We’re Still Alive

18 01 2009

Up until last Sunday, things were going so well. In my head, I’d already started drafting a blog post about how I remember the 7-8 month age as being one of the best periods of Alex’s life, and now Patrick’s going through the stage. He’s developed enough that he’s no longer just a blob. Some simple things are now easier, like carrying Patrick around. He’ll hold his torso upright when you carry him, which makes the whole process a lot easier. And Patrick now has a pretty predictable routine, which involves a lot of sleep at night, and he’s just a happy, smiley kid when he’s awake. With Alex, this period lasted a brief month, so I was determined to enjoy it. Last Sunday, things were going so well. Molly & I even made arrangements with a babysitter to watch the two kids and go out to dinner. It was our first dinner out in over seven months.

Things changed when we got home from our dinner Sunday night. During dinner, we did have this feeling of foreboding. Patrick hadn’t been himself that day. When we got home, our fears were realized: Patrick was sick. He was running a 102-degree fever and was just unhappy.

Thus started a week of parenting with a sick kid. Two trips to the doctor, multiple days off work (especially for Molly, who took all of Friday off), stress-inducing arrangements with backup child care (Will she take as good care of Patrick as us? What if Patrick doesn’t like the backup nanny? What do you mean, the nanny can’t give Tylenol?). Patrick’s new, blissful sleep schedule was history. By Friday, everybody’s nerves were shot. (And did I mention Friday was Molly’s birthday?)
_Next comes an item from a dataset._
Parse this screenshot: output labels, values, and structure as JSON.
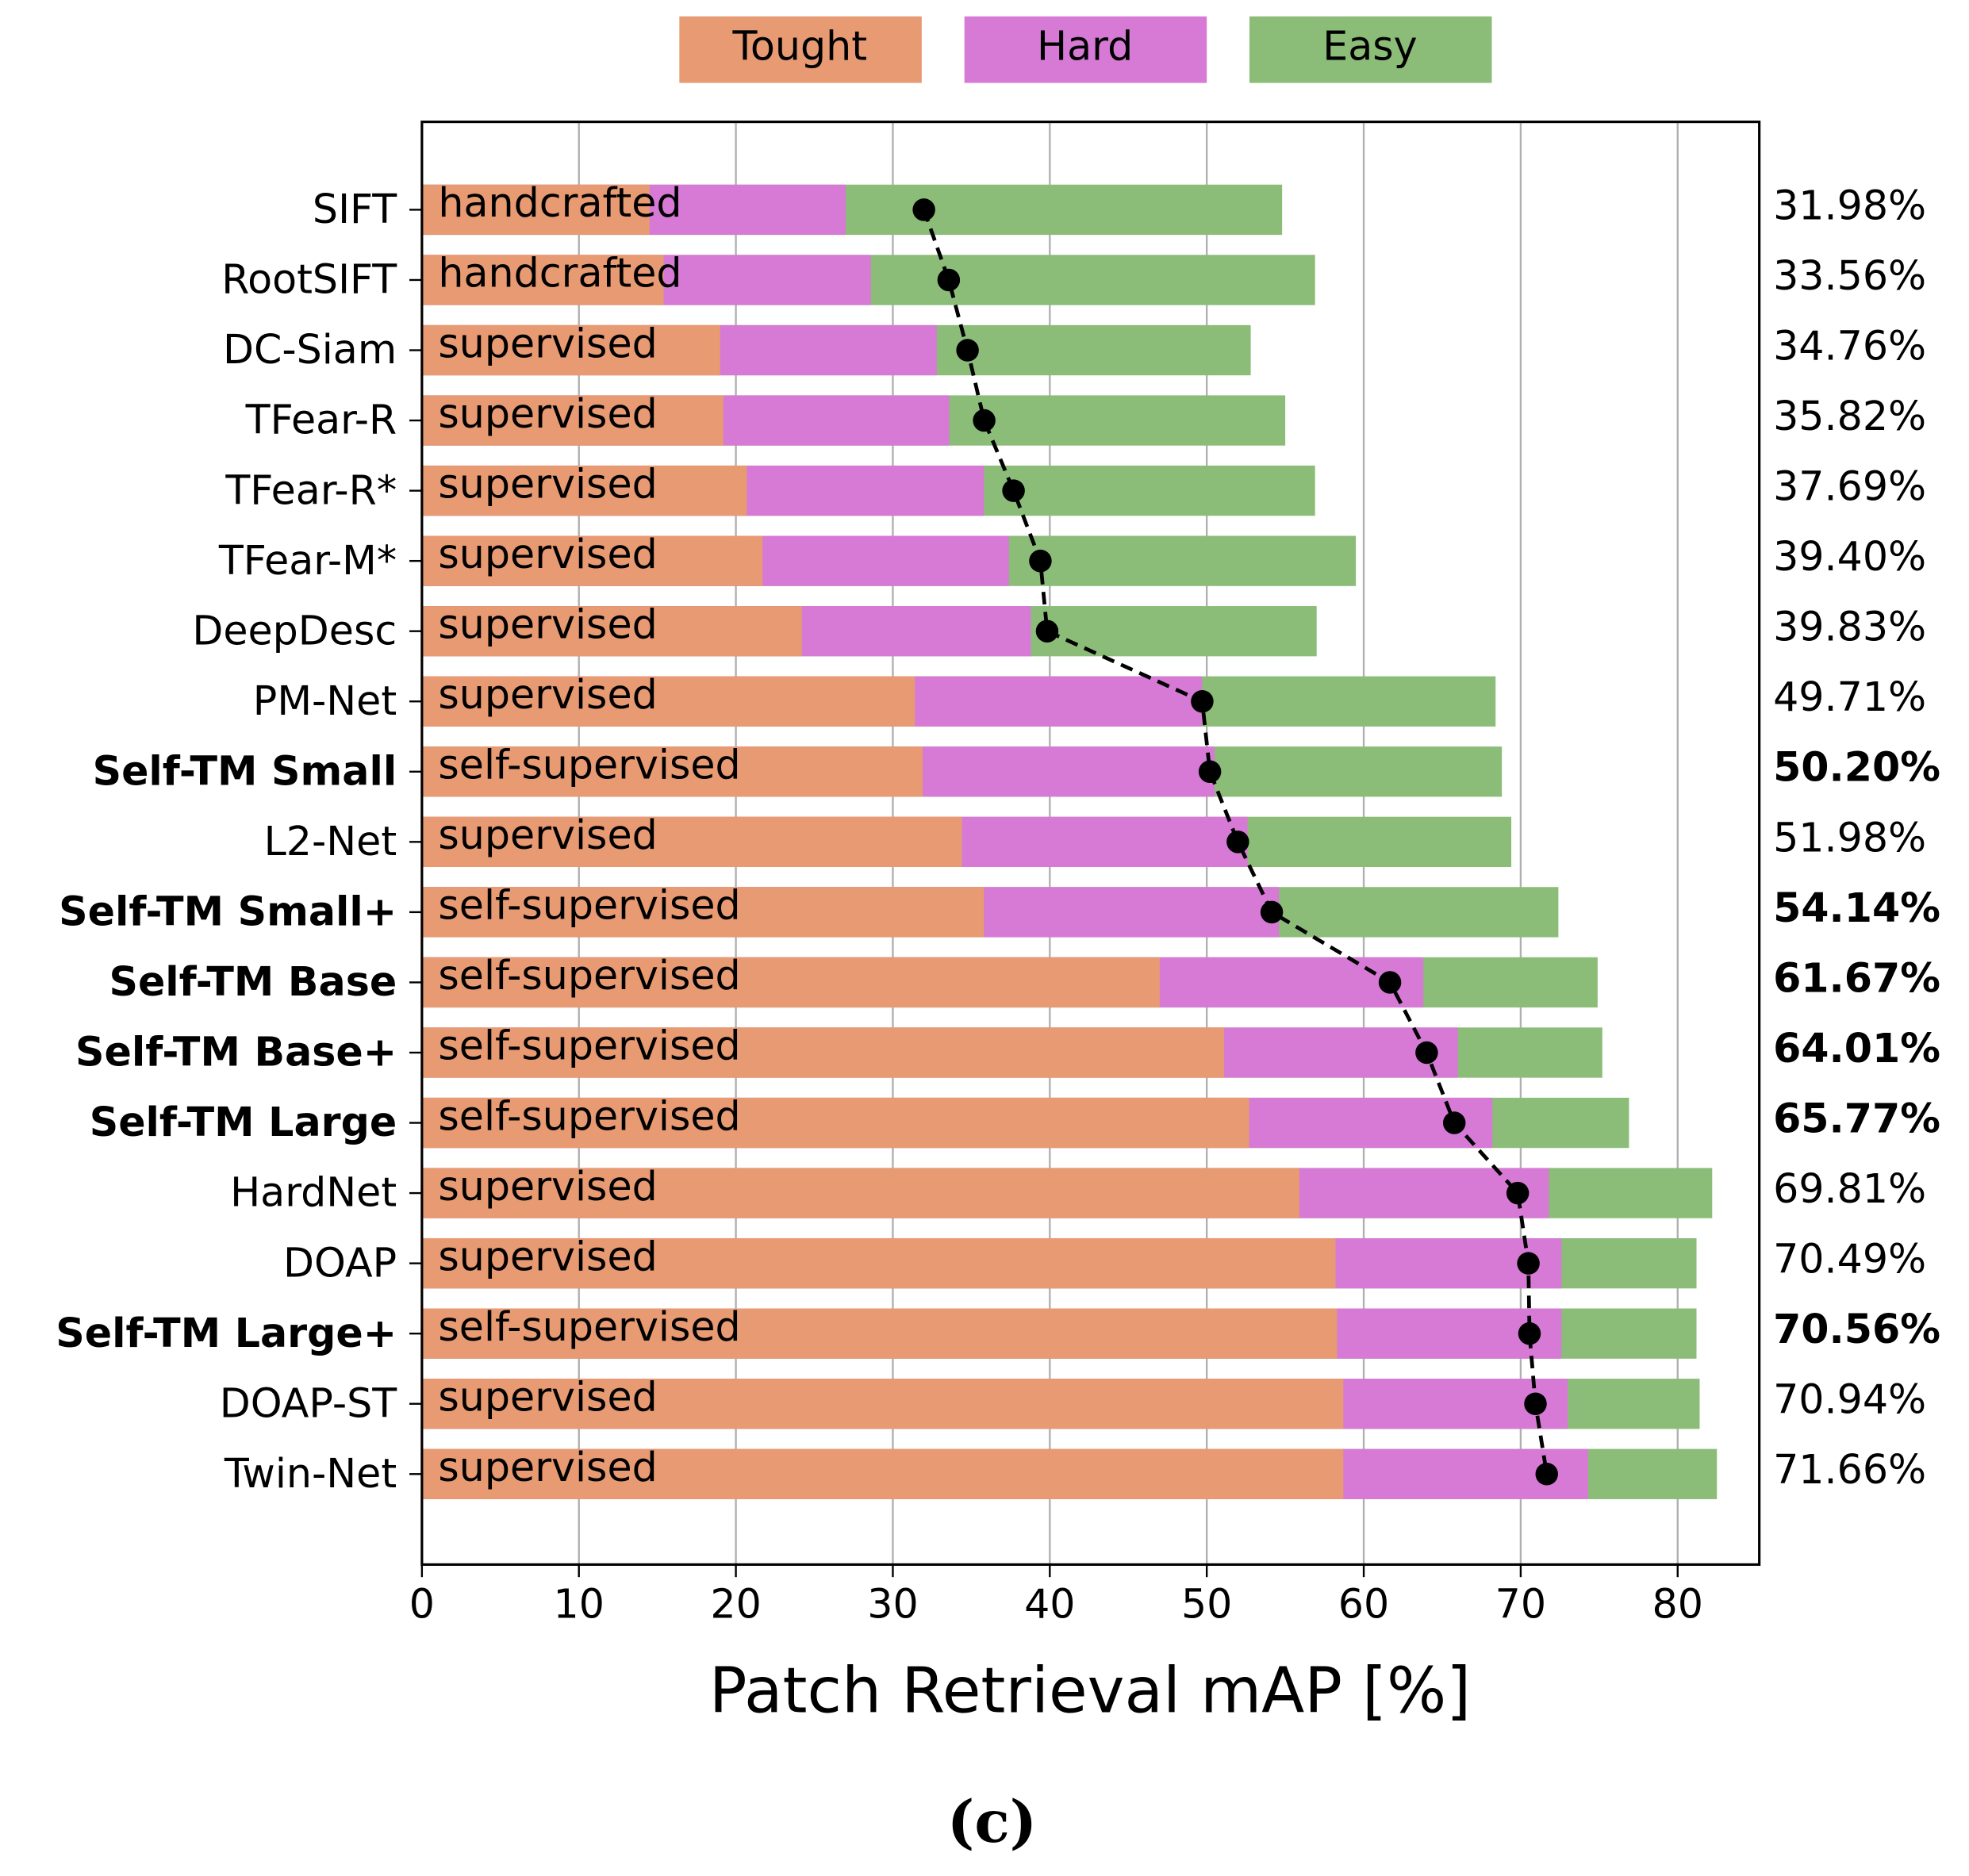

What made things worse is Patrick seemed to get better a couple of times over the course of the week. Each day we thought it might be the last one of him being sick, and we got our hopes up. He’d be off of Tylenol/Motrin for half a day, seem happy, then wham! Suddenly, he’d have a 102 fever again, and it seemed like we were back at square one.

My experience Tuesday night went beyond typical sick-child parenting. Patrick had just fallen asleep in his room, Molly was getting Alex ready for bed, and I was doing the dishes when suddenly Patrick started crying. I told Molly not to worry about it. I went in to Patrick’s room, confident that a little time with a pacifier and bouncing in a parent’s arms would calm him down so he could fall back to sleep. It had always worked before.

Not this time. For forty minutes, he screamed. He cried. He arched his back and tried to squirm out of my arms. He screamed some more. My child is really sick, I thought. He’s in pain. He has cancer. He’s dying. This isn’t normal.

After forty minutes, Molly had finished putting Alex to sleep and she came to relieve me. She took Patrick out of my arms and he calmed down right away. She looked at him, took him out of his room, and set him on the play mat in our living room. And sure enough, he was quiet and happy. He didn’t have cancer. His little body hadn’t been wracked with agony from some terminal illness. He just didn’t want to go to sleep, and he had been locked in a contest of wills with his father who kept trying to get him to calm down and shut his eyes.

Oh no, I thought. Maybe the blissful seven-month age was over before it started. I remember clearly what ended the golden era of Alex’s infancy: It was when he developed free will. Things were great when he could sit up, sleep well, hold his body up when we carried him – yet he couldn’t move on his own, and he was just happy being dragged around wherever we needed him to go. Bliss ended when he really cared that we kept him from exploring some new and dangerous corner of the room, and when he knew he really wanted that toy and we couldn’t swap it out with some other. Once Alex had free will, a new and complex era of parenting had begun.

Patrick had just spent forty minutes fighting with me because I was trying to get him to do something he didn’t want to do. Free will is here.

Time will tell if we’ve really crossed that threshold with Patrick. He certainly shows more determination each day to propel himself on our carpet and grab ahold of whatever has caught his eye. Or maybe his feistyness will recede along with his fever.

I’m happy to say that one week after Patrick’s fever first spiked, we seem to be back to normal. As I write this, both kids are sleeping, and they’ve been quiet since bedtime. With luck, we’ll be able to survive until the end of cold and flu season. At least everybody’s survived this past week.